Lia looks sideways at me. She was the one who drew the blank iron, which meant that there was no specific love allocated to her this year. “Bad luck,” we told her. She was stoic. All of us put our arms around her and told her that of course we would still love her, of course, but we knew it wouldn’t be the same, that she would have to scramble more for the affection, that it wouldn’t come as easily. We wouldn’t be able to touch her so freely. You picked me, as usual, tying me to you for another year. You rigged it. The whole thing was a sham.

“My person is dead,” I point out.

“Grief is love,” Mother says. I expect her to be angry, but she looks panicked instead. “You could call it the purest kind.”

So much for loving only my sisters.

It occurs to me that I would like you to come back to life so I could kill you myself.

“We always love some people more,” Mother explained when we first drew them. “This way, we can keep it fair. Everyone gets their turn.” It seemed simple, with those irons new in our hands and our names painted fresh upon them. Lia got me, that time.

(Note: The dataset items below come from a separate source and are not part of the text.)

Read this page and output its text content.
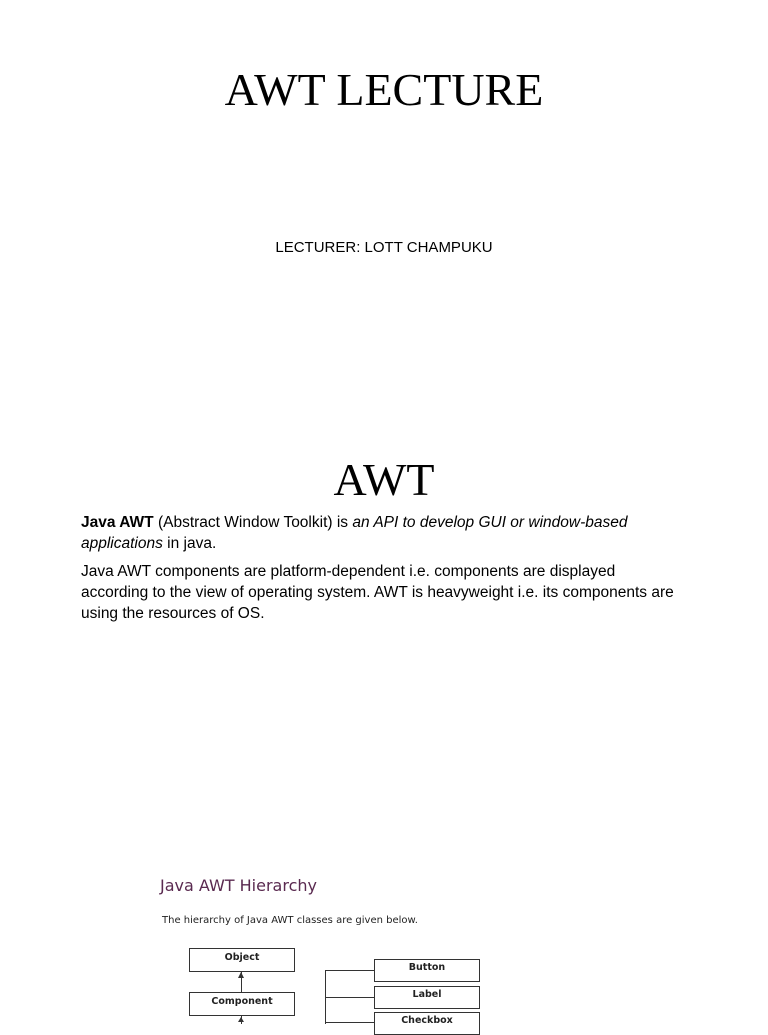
AWT LECTURE
LECTURER: LOTT CHAMPUKU
AWT

Java AWT (Abstract Window Toolkit) is an API to develop GUI or window-based applications in java.

Java AWT components are platform-dependent i.e. components are displayed according to the view of operating system. AWT is heavyweight i.e. its components are using the resources of OS.

Java AWT Hierarchy
The hierarchy of Java AWT classes are given below.
Object
Component
Button
Label
Checkbox
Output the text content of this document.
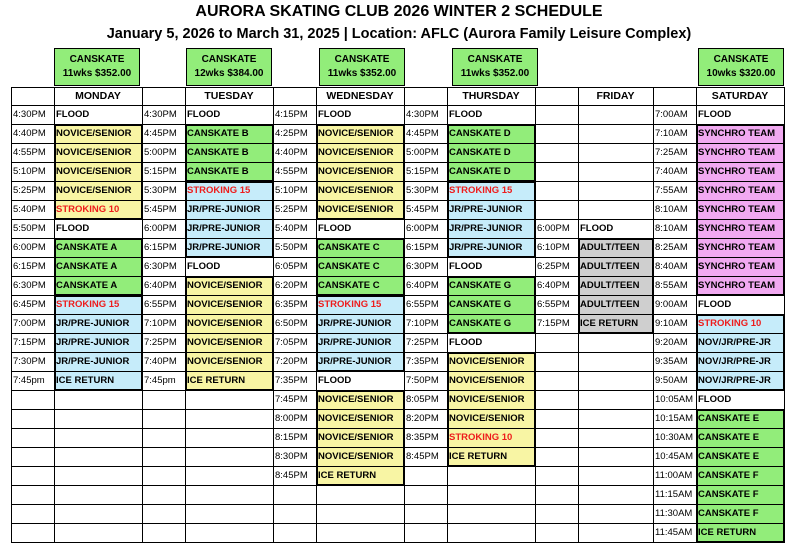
AURORA SKATING CLUB 2026 WINTER 2 SCHEDULE
January 5, 2026 to March 31, 2025 | Location: AFLC (Aurora Family Leisure Complex)
CANSKATE
11wks $352.00
CANSKATE
12wks $384.00
CANSKATE
11wks $352.00
CANSKATE
11wks $352.00
CANSKATE
10wks $320.00
MONDAY
4:30PM	FLOOD
4:40PM	NOVICE/SENIOR
4:55PM	NOVICE/SENIOR
5:10PM	NOVICE/SENIOR
5:25PM	NOVICE/SENIOR
5:40PM	STROKING 10
5:50PM	FLOOD
6:00PM	CANSKATE A
6:15PM	CANSKATE A
6:30PM	CANSKATE A
6:45PM	STROKING 15
7:00PM	JR/PRE-JUNIOR
7:15PM	JR/PRE-JUNIOR
7:30PM	JR/PRE-JUNIOR
7:45pm	ICE RETURN
TUESDAY
4:30PM	FLOOD
4:45PM	CANSKATE B
5:00PM	CANSKATE B
5:15PM	CANSKATE B
5:30PM	STROKING 15
5:45PM	JR/PRE-JUNIOR
6:00PM	JR/PRE-JUNIOR
6:15PM	JR/PRE-JUNIOR
6:30PM	FLOOD
6:40PM	NOVICE/SENIOR
6:55PM	NOVICE/SENIOR
7:10PM	NOVICE/SENIOR
7:25PM	NOVICE/SENIOR
7:40PM	NOVICE/SENIOR
7:45pm	ICE RETURN
WEDNESDAY
4:15PM	FLOOD
4:25PM	NOVICE/SENIOR
4:40PM	NOVICE/SENIOR
4:55PM	NOVICE/SENIOR
5:10PM	NOVICE/SENIOR
5:25PM	NOVICE/SENIOR
5:40PM	FLOOD
5:50PM	CANSKATE C
6:05PM	CANSKATE C
6:20PM	CANSKATE C
6:35PM	STROKING 15
6:50PM	JR/PRE-JUNIOR
7:05PM	JR/PRE-JUNIOR
7:20PM	JR/PRE-JUNIOR
7:35PM	FLOOD
7:45PM	NOVICE/SENIOR
8:00PM	NOVICE/SENIOR
8:15PM	NOVICE/SENIOR
8:30PM	NOVICE/SENIOR
8:45PM	ICE RETURN
THURSDAY
4:30PM	FLOOD
4:45PM	CANSKATE D
5:00PM	CANSKATE D
5:15PM	CANSKATE D
5:30PM	STROKING 15
5:45PM	JR/PRE-JUNIOR
6:00PM	JR/PRE-JUNIOR
6:15PM	JR/PRE-JUNIOR
6:30PM	FLOOD
6:40PM	CANSKATE G
6:55PM	CANSKATE G
7:10PM	CANSKATE G
7:25PM	FLOOD
7:35PM	NOVICE/SENIOR
7:50PM	NOVICE/SENIOR
8:05PM	NOVICE/SENIOR
8:20PM	NOVICE/SENIOR
8:35PM	STROKING 10
8:45PM	ICE RETURN
FRIDAY
6:00PM	FLOOD
6:10PM	ADULT/TEEN
6:25PM	ADULT/TEEN
6:40PM	ADULT/TEEN
6:55PM	ADULT/TEEN
7:15PM	ICE RETURN
SATURDAY
7:00AM	FLOOD
7:10AM	SYNCHRO TEAM
7:25AM	SYNCHRO TEAM
7:40AM	SYNCHRO TEAM
7:55AM	SYNCHRO TEAM
8:10AM	SYNCHRO TEAM
8:10AM	SYNCHRO TEAM
8:25AM	SYNCHRO TEAM
8:40AM	SYNCHRO TEAM
8:55AM	SYNCHRO TEAM
9:00AM	FLOOD
9:10AM	STROKING 10
9:20AM	NOV/JR/PRE-JR
9:35AM	NOV/JR/PRE-JR
9:50AM	NOV/JR/PRE-JR
10:05AM FLOOD
10:15AM CANSKATE E
10:30AM CANSKATE E
10:45AM CANSKATE E
11:00AM CANSKATE F
11:15AM CANSKATE F
11:30AM CANSKATE F
11:45AM ICE RETURN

We would all still love each other, but what it meant was: if there was a burning fire, if two sisters were stuck in the inferno and they were screaming a name, the only right thing would be to pick the one the iron dictated to save. It is important to ignore any contrary instinct of your traitor heart. We were quite used to that.

Reading Group Guide

1. There has been a huge boom of feminist dystopian novels in the last few years. How does The Water Cure fit into the conversation surrounding these titles and in the culture at large right now?

2. The narrative perspective shifts throughout the novel. Sometimes we hear Lia’s voice, sometimes Grace’s, and sometimes the three sisters collectively. How do the multiple points of view affect your reading experience?

3. From the ocean they live on, to the backyard pool, to their bathtub, the girls are constantly surrounded by water. How does water function as a symbol within the novel?

4. “We hold hands very tightly, so we can blur where the I ends and the sister begins.” The concept of sisterhood is important in The Water Cure, but it’s complicated. How does The Water Cure define a sister? What obligations come along with that role?

5. The rituals and therapies invented by Mother and King are designed to eradicate emotional responses in their daughters. Why do they want to manage their daughters’ emotions? What effect do their therapies end up having on their daughters?

6. Mother and King cite safety as the reason they keep their daughters isolated from the rest of the world. What does it mean to be safe? Are Lia, Sky, and Grace safe? At what cost?

7. How did your perception of Mother change throughout the course of the novel? In your opinion, how responsible is she for the way the sisters grew up, and how much is King’s fault?

8. It’s not clear what will become of sisters after the novel ends. What do you predict will happen to them?